Administration access to your systems should only be granted to select individuals. This can help limit exposure and the amount of damage a hacker can do if they are able to break into to an unprivileged account. Similarly, keep sensitive data, like payroll, out of the hands of anyone who doesn’t need it to do their job.
The clock is also ticking for SMEs when it comes to tightening up their cyber protocols. The General Data Protection Regulation (GDPR), which comes into force in May 2018, will strengthen and unify the safety and security of the information held by an organisation. This regulation coupled with the Cyber Security Directive, will see a further requirement for compliance for all UK businesses, forcing them to adapt, or even adopt new approaches to the way they tackle both data and cyber security issues.
It will be incumbent upon business owners and managers to make sure that personal data is reasonably protected and an individual’s privacy protected.

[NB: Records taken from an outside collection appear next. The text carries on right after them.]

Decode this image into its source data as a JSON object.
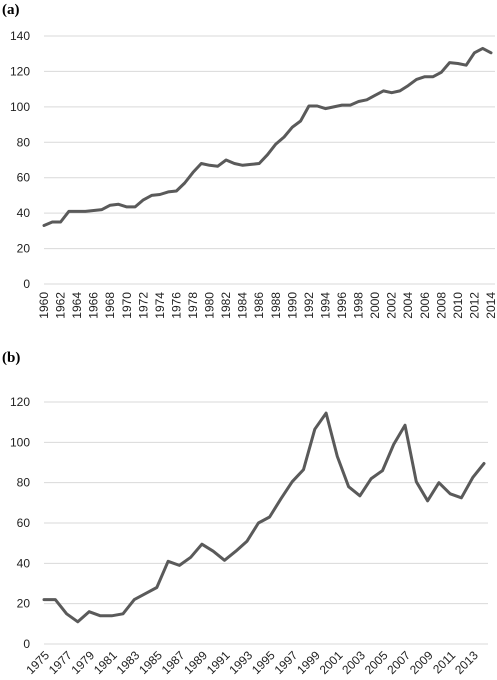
{
  "panels": {
    "a_label": "(a)",
    "b_label": "(b)"
  },
  "chart_data": [
    {
      "type": "line",
      "panel": "(a)",
      "title": "",
      "xlabel": "",
      "ylabel": "",
      "ylim": [
        0,
        140
      ],
      "yticks": [
        0,
        20,
        40,
        60,
        80,
        100,
        120,
        140
      ],
      "grid": true,
      "x": [
        1960,
        1961,
        1962,
        1963,
        1964,
        1965,
        1966,
        1967,
        1968,
        1969,
        1970,
        1971,
        1972,
        1973,
        1974,
        1975,
        1976,
        1977,
        1978,
        1979,
        1980,
        1981,
        1982,
        1983,
        1984,
        1985,
        1986,
        1987,
        1988,
        1989,
        1990,
        1991,
        1992,
        1993,
        1994,
        1995,
        1996,
        1997,
        1998,
        1999,
        2000,
        2001,
        2002,
        2003,
        2004,
        2005,
        2006,
        2007,
        2008,
        2009,
        2010,
        2011,
        2012,
        2013,
        2014
      ],
      "xticks": [
        "1960",
        "1962",
        "1964",
        "1966",
        "1968",
        "1970",
        "1972",
        "1974",
        "1976",
        "1978",
        "1980",
        "1982",
        "1984",
        "1986",
        "1988",
        "1990",
        "1992",
        "1994",
        "1996",
        "1998",
        "2000",
        "2002",
        "2004",
        "2006",
        "2008",
        "2010",
        "2012",
        "2014"
      ],
      "values": [
        33,
        35,
        35,
        41,
        41,
        41,
        41.5,
        42,
        44.5,
        45,
        43.5,
        43.5,
        47.5,
        50,
        50.5,
        52,
        52.5,
        57,
        63,
        68,
        67,
        66.5,
        70,
        68,
        67,
        67.5,
        68,
        73,
        79,
        83,
        88.5,
        92,
        100.5,
        100.5,
        99,
        100,
        101,
        101,
        103,
        104,
        106.5,
        109,
        108,
        109,
        112,
        115.5,
        117,
        117,
        119.5,
        125,
        124.5,
        123.5,
        130.5,
        133,
        130.5
      ]
    },
    {
      "type": "line",
      "panel": "(b)",
      "title": "",
      "xlabel": "",
      "ylabel": "",
      "ylim": [
        0,
        120
      ],
      "yticks": [
        0,
        20,
        40,
        60,
        80,
        100,
        120
      ],
      "grid": true,
      "x": [
        1975,
        1976,
        1977,
        1978,
        1979,
        1980,
        1981,
        1982,
        1983,
        1984,
        1985,
        1986,
        1987,
        1988,
        1989,
        1990,
        1991,
        1992,
        1993,
        1994,
        1995,
        1996,
        1997,
        1998,
        1999,
        2000,
        2001,
        2002,
        2003,
        2004,
        2005,
        2006,
        2007,
        2008,
        2009,
        2010,
        2011,
        2012,
        2013,
        2014
      ],
      "xticks": [
        "1975",
        "1977",
        "1979",
        "1981",
        "1983",
        "1985",
        "1987",
        "1989",
        "1991",
        "1993",
        "1995",
        "1997",
        "1999",
        "2001",
        "2003",
        "2005",
        "2007",
        "2009",
        "2011",
        "2013"
      ],
      "values": [
        22,
        22,
        15,
        11,
        16,
        14,
        14,
        15,
        22,
        25,
        28,
        41,
        39,
        43,
        49.5,
        46,
        41.5,
        46,
        51,
        60,
        63,
        72,
        80.5,
        86.5,
        106.5,
        114.5,
        93,
        78,
        73.5,
        82,
        86,
        99,
        108.5,
        80.5,
        71,
        80,
        74.5,
        72.5,
        82.5,
        89.5
      ]
    }
  ]
}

The Cyber Security Directive will require providers of ‘critical’ digital services such as energy and banking to instigate ‘appropriate security measures’ relating to the detection and reporting of search engine and cloud computing breaches.
The internet is essential. Like any environment there are some safety rules. Protection doesn’t have to cost the earth and can actually enhance your future prosperity. SMEs should not be bamboozled by corporate spin or taken for a ride with substandard products wrapped in jargon. Rather, they should be helped along the way if they are to defend themselves properly. After all, knowledge is power.
A good IT partner can help you manage your online presence in a safe, secure and compliant way. Check that they hold ISO 27001 among other relevant accreditations but also consider their experience in these matters it always counts.